Rouge Cabaret: Otto Dix : Dix sur dix
Arts visuels

Rouge Cabaret: Otto Dix : Dix sur dix

L’expo Rouge Cabaret: Le monde effroyable et beau d’Otto Dix est une des grandes réussites de la saison. Une oeuvre incontournable, impeccablement présentée.

Pourquoi monter une expo sur le peintre Otto Dix (1891-1969)? Car, comme le dit la directrice du Musée des beaux-arts de Montréal (MBAM), Nathalie Bondil, ce peintre est tout à fait d’actualité. Son oeuvre nous parle de la folie de la guerre, de ses blessés, amputés et même défigurés (les gueules cassées), de ses victimes collatérales (femmes se prostituant, meurtres à connotation sexuelle…), sujets malheureusement encore très contemporains. Mais il faudrait aussi expliquer comment Dix nous parle de la montée de l’intolérance dans un pays (l’Allemagne) qui semblait pourtant bien progressiste.
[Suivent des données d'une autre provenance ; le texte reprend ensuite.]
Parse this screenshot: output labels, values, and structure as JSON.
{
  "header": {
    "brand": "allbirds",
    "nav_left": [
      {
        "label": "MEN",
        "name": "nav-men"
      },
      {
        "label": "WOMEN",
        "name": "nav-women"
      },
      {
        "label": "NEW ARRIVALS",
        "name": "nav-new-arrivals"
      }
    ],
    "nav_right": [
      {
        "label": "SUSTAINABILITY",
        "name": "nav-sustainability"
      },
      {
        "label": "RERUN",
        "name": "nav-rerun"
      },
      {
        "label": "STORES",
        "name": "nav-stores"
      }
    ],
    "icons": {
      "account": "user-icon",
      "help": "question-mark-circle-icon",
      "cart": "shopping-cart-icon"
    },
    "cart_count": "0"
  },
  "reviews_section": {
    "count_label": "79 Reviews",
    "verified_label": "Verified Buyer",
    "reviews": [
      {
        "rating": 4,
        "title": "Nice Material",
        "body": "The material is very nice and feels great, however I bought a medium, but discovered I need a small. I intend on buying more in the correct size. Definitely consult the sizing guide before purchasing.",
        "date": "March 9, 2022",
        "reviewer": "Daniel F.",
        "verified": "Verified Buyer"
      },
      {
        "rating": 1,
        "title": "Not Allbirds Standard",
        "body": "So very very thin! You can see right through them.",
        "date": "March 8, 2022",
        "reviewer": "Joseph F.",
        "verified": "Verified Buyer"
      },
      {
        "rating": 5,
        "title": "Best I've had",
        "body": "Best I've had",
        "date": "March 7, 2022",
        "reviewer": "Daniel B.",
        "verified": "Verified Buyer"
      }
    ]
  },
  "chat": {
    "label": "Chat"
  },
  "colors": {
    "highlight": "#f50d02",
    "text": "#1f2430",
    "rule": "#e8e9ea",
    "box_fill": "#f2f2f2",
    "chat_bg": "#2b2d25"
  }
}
Voilà un propos essentiel alors que nous-mêmes vivons une époque trouble où l’extrême droite et la droite très conservatrice remontent un peu partout, aussi et surtout, paradoxalement, en cette Europe qui a pourtant vécu les affres du nazisme. N’oublions pas (comme nous le soulignait un des conservateurs du MBAM, Stéphane Aquin) que le gouvernement nazi fut élu par la population de l’époque. Comme quoi il faut faire attention au moment de voter… C’est ce qu’il faudrait rappeler à beaucoup de citoyens de l’Europe ces temps-ci, continent où l’extrême droite prolifère (elle vient même de faire son entrée au Parlement de la Suède, avec 20 sièges sur 349, pays où pourtant les sociaux-démocrates ont dominé la scène politique durant un siècle).

Rouge Cabaret: Le monde effroyable et beau d’Otto Dix nous parle aussi du désir d’engagement d’un artiste (chose assez rare de nos jours) avec un art dérangeant, d’une fascinante laideur ou, pour reprendre des mots du titre de cette expo, d’une effroyable beauté (bien loin du joli si à la mode présentement)… Bref, cet artiste pourrait être une leçon pour bien des créateurs actuels. Une oeuvre qui permet d’avoir un repère en art contemporain afin d’effectuer une relecture positive de certains artistes, comme les frères Chapman (et leur pièce Fucking Hell de 2008 montrant les horreurs de l’Holocauste), ou une relecture négative de certains autres, comme Lisa Yuskavage ou John Currin, dont les portraits semblent totalement insignifiants à côté de ceux de Dix.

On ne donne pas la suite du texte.